Lawyer Hua smiled. “I’ll do everything I can.”
Tan Xiao said, “We’re only going to sign a document. Senior, Junior — you two don’t have to look so grave about it.”
Lawyer Hua said with a smile, “Let’s hope it all goes smoothly.”
A silence fell over the three of them.
Zhang Xingchuan was uneasy, unable to predict what might happen on the other side.

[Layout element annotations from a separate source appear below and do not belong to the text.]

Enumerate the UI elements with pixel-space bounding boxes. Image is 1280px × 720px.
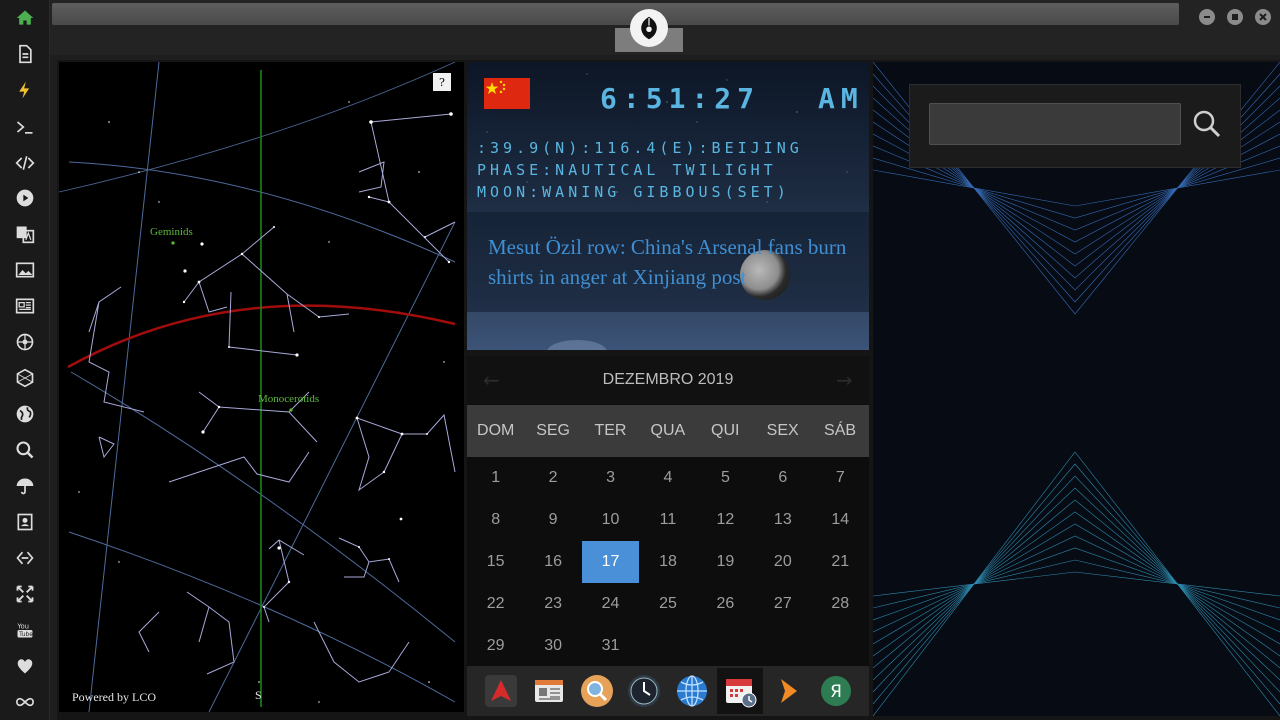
calendar-weekdays: DOM SEG TER QUA QUI SEX SÁB	[467, 405, 869, 457]
sky-map[interactable]	[59, 62, 464, 712]
expand-icon[interactable]	[10, 579, 40, 609]
search-input[interactable]	[929, 103, 1181, 145]
calendar-day[interactable]: 10	[582, 499, 639, 541]
calendar-day[interactable]: 4	[639, 457, 696, 499]
play-arrow-icon[interactable]	[765, 668, 811, 714]
code-icon[interactable]	[10, 148, 40, 178]
weekday-label: DOM	[477, 422, 515, 439]
calendar-day[interactable]: 24	[582, 583, 639, 625]
calendar-day[interactable]: 18	[639, 541, 696, 583]
translate-icon[interactable]	[10, 219, 40, 249]
rebel-icon[interactable]	[10, 327, 40, 357]
weekday-label: QUI	[711, 422, 740, 439]
calendar-next-button[interactable]: →	[836, 368, 853, 392]
search-button[interactable]	[1187, 104, 1227, 144]
clock-time: 6:51:27	[600, 82, 761, 115]
calendar-day[interactable]: 28	[812, 583, 869, 625]
contact-icon[interactable]	[10, 507, 40, 537]
play-icon[interactable]	[10, 183, 40, 213]
weekday-label: SEX	[766, 422, 799, 439]
home-icon[interactable]	[10, 3, 40, 33]
svg-text:Я: Я	[830, 682, 842, 702]
close-button[interactable]	[1255, 9, 1271, 25]
powered-by-label: Powered by LCO	[72, 690, 156, 704]
calendar-day[interactable]: 8	[467, 499, 524, 541]
china-flag-icon	[484, 78, 530, 109]
calendar-day[interactable]: 19	[697, 541, 754, 583]
minimize-button[interactable]	[1199, 9, 1215, 25]
address-bar[interactable]	[52, 3, 1179, 25]
globe-icon[interactable]	[10, 399, 40, 429]
rebel-logo-icon[interactable]	[630, 9, 668, 47]
app-window: You Tube Geminids Monocerotids ? Powered…	[0, 0, 1280, 720]
maximize-button[interactable]	[1227, 9, 1243, 25]
hexagon-icon[interactable]	[10, 363, 40, 393]
geminids-label: Geminids	[150, 226, 193, 238]
calendar-day[interactable]: 9	[525, 499, 582, 541]
newspaper-icon[interactable]	[10, 291, 40, 321]
weekday-label: SÁB	[824, 422, 857, 439]
infinity-icon[interactable]	[10, 687, 40, 717]
calendar-title: DEZEMBRO 2019	[602, 371, 734, 388]
browser-globe-icon[interactable]	[669, 668, 715, 714]
calendar-day[interactable]: 13	[754, 499, 811, 541]
umbrella-icon[interactable]	[10, 471, 40, 501]
calendar-day[interactable]: 27	[754, 583, 811, 625]
calendar-day[interactable]: 6	[754, 457, 811, 499]
calendar-day[interactable]: 26	[697, 583, 754, 625]
calendar-day[interactable]: 20	[754, 541, 811, 583]
calendar-day[interactable]: 21	[812, 541, 869, 583]
calendar-day[interactable]: 31	[582, 625, 639, 667]
calendar-day[interactable]: 15	[467, 541, 524, 583]
calendar-day[interactable]: 25	[639, 583, 696, 625]
weekday-label: SEG	[536, 422, 570, 439]
calendar-day[interactable]: 23	[525, 583, 582, 625]
calendar-day[interactable]: 11	[639, 499, 696, 541]
calendar-day[interactable]: 29	[467, 625, 524, 667]
calendar-day[interactable]: 5	[697, 457, 754, 499]
calendar-day[interactable]: 3	[582, 457, 639, 499]
terminal-icon[interactable]	[10, 112, 40, 142]
clock-app-icon[interactable]	[621, 668, 667, 714]
monocerotids-label: Monocerotids	[258, 393, 320, 405]
document-icon[interactable]	[10, 39, 40, 69]
magnifier-icon	[1193, 110, 1221, 138]
yandex-icon[interactable]: Я	[813, 668, 859, 714]
calendar-app-icon[interactable]	[717, 668, 763, 714]
heart-icon[interactable]	[10, 651, 40, 681]
link-icon[interactable]	[10, 543, 40, 573]
calendar-day-selected[interactable]: 17	[582, 541, 640, 583]
calendar-day[interactable]: 22	[467, 583, 524, 625]
calendar-day[interactable]: 1	[467, 457, 524, 499]
image-icon[interactable]	[10, 255, 40, 285]
sidebar: You Tube	[0, 0, 50, 720]
phase-text: PHASE:NAUTICAL TWILIGHT	[477, 161, 777, 179]
lightning-icon[interactable]	[10, 75, 40, 105]
youtube-icon[interactable]: You Tube	[10, 615, 40, 645]
moon-text: MOON:WANING GIBBOUS(SET)	[477, 183, 790, 201]
direction-label: S	[255, 688, 262, 702]
clock-ampm: AM	[818, 82, 864, 115]
weekday-label: QUA	[650, 422, 686, 439]
arch-app-icon[interactable]	[478, 668, 524, 714]
news-headline[interactable]: Mesut Özil row: China's Arsenal fans bur…	[488, 232, 858, 292]
calendar-day[interactable]: 16	[525, 541, 582, 583]
calendar-day[interactable]: 2	[525, 457, 582, 499]
calendar-day[interactable]: 30	[525, 625, 582, 667]
location-text: :39.9(N):116.4(E):BEIJING	[477, 139, 803, 157]
calendar-day[interactable]: 12	[697, 499, 754, 541]
calendar-day[interactable]: 14	[812, 499, 869, 541]
search-app-icon[interactable]	[574, 668, 620, 714]
help-button[interactable]: ?	[433, 73, 451, 91]
weekday-label: TER	[594, 422, 627, 439]
news-app-icon[interactable]	[526, 668, 572, 714]
search-icon[interactable]	[10, 435, 40, 465]
svg-text:You: You	[17, 622, 29, 630]
svg-text:Tube: Tube	[18, 632, 33, 638]
calendar-day[interactable]: 7	[812, 457, 869, 499]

He had no plan, no backup plan — his heart simply hung there, unable to settle.
Tan Xiao appeared unbothered, but inwardly he wasn’t light-hearted either. He was more anxious than anyone about something going wrong — especially now, when he was just one step away from freedom.
“Actually,” Lawyer Hua said suddenly, “I’m a little nervous right now.”
Zhang Xingchuan and Tan Xiao both paled simultaneously. Please — not now, of all times, for her to falter!
Lawyer Hua said, “I’ve never been on a private jet before.”